O livro consta de seis seções compostas por textos de relativa pouca circulação, escritos originais de Darcy sobre educação em diferentes contextos, totalizando 27 capítulos nos quais transborda Brasil e brasilidade, hoje tão raros à nossa elite intelectual. Os textos variam bastante de tom, desde mais programáticos e técnicos até aqueles, mais emocionados (como seu discurso proferido em 1995, ao receber o título de doutor honoris causa da UnB, já no fim da vida).
Uma das opções deste resenhista seria, justamente, picotar capítulo por capítulo, esmiuçar seção por seção para, ao final e ao cabo, dizer formalmente como o texto de “Velloso Maurício” merece uma leitura atenta e contribuirá para o campo da Educação. Optar por esse modelo escolástico e bem-comportado de texto seria uma violência. Mais apropriado é deixar claro, desde já, porque o texto de Lúcia, lido de fôlego e à luz do flerte autoritário de nosso país, nestes tempos, é necessário.
É necessário, sobretudo, por nos lembrar que Educação, em tempos de escolas sem partido e “ideologias de gênero” (sic) não dizem respeito à subordinação e disciplina, mas a incutir nos jovens, de todas as idades, um espírito crítico que se volte para a superação da precariedade estrutural. Educação é política. Não no sentido, como querem fazer crer os que agem por ignorância, incompetência ou má fé, de pensar o ato de Educar como Doutrinação (o que quer que isso seja...). Ao contrário, quando Darcy escreve que os jovens não devem “respeitar seus pais” ele assim o faz por dizer, como é preciso ser dito hoje, que não devem repetir os erros que levaram nosso Brasil a ser desigual. “Cometam erros, mas novos erros”, parece ecoar em cada página... “Não se subordinem”, parece gritar desesperadamente Darcy, ao mesmo tempo em que esmiúça nossa história.

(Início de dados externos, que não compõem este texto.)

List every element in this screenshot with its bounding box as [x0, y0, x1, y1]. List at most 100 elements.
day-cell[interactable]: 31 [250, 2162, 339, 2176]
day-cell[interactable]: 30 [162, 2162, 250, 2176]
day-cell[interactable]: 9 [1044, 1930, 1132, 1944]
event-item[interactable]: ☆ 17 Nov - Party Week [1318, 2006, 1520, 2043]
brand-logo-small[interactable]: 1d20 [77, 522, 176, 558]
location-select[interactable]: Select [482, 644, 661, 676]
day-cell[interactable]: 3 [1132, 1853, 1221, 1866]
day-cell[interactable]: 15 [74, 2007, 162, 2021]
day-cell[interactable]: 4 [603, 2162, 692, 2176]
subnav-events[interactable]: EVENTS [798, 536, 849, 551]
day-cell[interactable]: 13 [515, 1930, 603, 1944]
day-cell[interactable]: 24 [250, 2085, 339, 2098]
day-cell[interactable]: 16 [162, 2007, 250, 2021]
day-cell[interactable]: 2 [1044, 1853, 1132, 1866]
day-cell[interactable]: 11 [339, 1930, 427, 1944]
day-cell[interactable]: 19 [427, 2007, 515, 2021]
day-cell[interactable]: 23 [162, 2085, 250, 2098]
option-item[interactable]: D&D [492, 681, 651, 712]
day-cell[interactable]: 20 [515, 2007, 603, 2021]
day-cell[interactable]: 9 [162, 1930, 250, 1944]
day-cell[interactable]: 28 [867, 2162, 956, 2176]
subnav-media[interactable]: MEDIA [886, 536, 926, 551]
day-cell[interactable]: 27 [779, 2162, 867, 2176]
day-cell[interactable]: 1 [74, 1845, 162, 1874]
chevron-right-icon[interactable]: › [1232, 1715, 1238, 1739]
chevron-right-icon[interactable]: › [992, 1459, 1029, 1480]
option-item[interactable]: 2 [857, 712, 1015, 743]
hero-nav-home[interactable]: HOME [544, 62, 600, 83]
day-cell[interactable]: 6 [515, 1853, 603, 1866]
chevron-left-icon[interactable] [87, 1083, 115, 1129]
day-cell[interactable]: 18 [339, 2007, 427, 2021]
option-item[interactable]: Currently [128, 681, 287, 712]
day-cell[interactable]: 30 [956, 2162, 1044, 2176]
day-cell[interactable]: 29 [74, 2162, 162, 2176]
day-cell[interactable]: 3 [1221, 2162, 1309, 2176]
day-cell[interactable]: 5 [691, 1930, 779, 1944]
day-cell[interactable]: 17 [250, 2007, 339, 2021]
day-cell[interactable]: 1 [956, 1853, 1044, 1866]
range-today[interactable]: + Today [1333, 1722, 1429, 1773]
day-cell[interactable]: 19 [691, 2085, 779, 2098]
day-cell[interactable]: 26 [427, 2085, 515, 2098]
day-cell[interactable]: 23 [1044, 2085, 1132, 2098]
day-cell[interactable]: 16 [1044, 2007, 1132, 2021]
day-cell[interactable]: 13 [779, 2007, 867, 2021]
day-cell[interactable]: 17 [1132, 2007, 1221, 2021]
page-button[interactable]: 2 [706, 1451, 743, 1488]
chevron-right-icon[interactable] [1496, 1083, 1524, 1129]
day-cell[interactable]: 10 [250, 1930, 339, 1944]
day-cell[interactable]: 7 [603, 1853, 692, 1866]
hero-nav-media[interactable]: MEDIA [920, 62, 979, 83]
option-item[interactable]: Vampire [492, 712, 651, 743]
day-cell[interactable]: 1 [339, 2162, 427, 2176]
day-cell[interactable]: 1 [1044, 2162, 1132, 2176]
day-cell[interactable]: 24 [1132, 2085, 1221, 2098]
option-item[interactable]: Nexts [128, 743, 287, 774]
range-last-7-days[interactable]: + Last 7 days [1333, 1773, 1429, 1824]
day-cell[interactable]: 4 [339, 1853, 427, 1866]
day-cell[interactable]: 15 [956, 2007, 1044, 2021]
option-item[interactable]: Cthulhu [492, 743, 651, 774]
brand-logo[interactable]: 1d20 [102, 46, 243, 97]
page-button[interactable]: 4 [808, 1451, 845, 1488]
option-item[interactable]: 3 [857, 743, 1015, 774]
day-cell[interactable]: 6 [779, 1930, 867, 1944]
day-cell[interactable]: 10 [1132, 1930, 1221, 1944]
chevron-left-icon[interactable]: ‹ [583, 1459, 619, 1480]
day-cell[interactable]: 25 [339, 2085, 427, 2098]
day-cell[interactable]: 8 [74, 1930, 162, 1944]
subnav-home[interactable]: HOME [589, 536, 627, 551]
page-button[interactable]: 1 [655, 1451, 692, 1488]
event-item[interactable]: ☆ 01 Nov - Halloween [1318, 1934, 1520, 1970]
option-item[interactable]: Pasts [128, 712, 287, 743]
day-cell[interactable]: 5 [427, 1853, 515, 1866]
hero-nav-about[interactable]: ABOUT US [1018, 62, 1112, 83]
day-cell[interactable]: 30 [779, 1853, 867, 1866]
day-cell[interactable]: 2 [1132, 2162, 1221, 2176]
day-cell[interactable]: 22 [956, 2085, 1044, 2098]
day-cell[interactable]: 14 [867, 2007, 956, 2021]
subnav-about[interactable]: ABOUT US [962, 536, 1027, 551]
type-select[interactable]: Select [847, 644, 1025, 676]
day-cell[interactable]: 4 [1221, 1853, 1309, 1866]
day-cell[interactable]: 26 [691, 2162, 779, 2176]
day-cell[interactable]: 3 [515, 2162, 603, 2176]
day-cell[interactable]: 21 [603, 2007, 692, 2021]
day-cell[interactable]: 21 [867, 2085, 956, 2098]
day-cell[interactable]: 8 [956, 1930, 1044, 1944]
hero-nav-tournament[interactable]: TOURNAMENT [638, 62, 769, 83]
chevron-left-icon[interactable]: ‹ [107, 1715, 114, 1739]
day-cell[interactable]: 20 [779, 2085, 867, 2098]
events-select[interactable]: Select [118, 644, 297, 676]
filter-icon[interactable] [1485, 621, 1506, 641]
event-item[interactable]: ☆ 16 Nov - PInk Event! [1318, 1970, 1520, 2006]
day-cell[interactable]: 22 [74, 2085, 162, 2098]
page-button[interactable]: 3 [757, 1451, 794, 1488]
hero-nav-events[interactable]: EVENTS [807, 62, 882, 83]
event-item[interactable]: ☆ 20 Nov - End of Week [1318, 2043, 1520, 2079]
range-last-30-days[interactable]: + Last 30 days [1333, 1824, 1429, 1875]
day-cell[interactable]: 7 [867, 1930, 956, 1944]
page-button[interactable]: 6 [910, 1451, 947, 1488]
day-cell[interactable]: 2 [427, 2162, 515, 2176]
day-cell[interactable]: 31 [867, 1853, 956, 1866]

É necessário por colocar perguntas, hoje vistas como perigosas por setores inclusive de dentro da Educação, como “por que somos incapazes de educar nossa população”? ... Irônico, inclusive, ler essas páginas ao tempo em que temos visto, nos noticiários, faixas pedindo banimento de Paulo Freire, censura às Universidades e perseguição explícita a professores e à liberdade de cátedra. Nosso “moinho de gastar gente” é o que é, por sua incapacidade de ver, na Educação, a forma de romper com o descaso e a desigualdade.
É necessário, finalmente, por dar o exemplo de coragem, que tantas vezes nos tem faltado. E aqui é necessário nós, academia, termos um momento de autocrítica: não temos nós, em meio à corrida para alimentarmos nossos lattes e pontuar para nossos programas, nos perdido em algum lugar? Me incomoda - ou melhor, me impele - ler esses textos darcyanos. Em cada palavra, ponto e mesmo nos espaços entre as palavras e parágrafos, seus textos pulam. Há neles gana. Há neles coragem. Há neles um sentimento de necessidade da mudança e de brasilidade que hoje, verdade seja dita, nos falta.
Os textos que Lúcia nos traz falam de educação, pois falam de coragem, política, Brasil, mudança, desigualdade... Notem: falam de educação pois falam desses assuntos, e não por também falar desses assuntos... Dizer que seu livro merece ser lido por trazer contribuição ao campo das políticas de educação não basta. Seu livro precisa ser lido, por nos lembrar de onde viemos, onde queremos chegar e por que não chegamos lá. E precisa ser lido, sobretudo, por nos lembrar da coragem necessária para isso. Obrigado por isso, Lúcia. Obrigado, Darcy.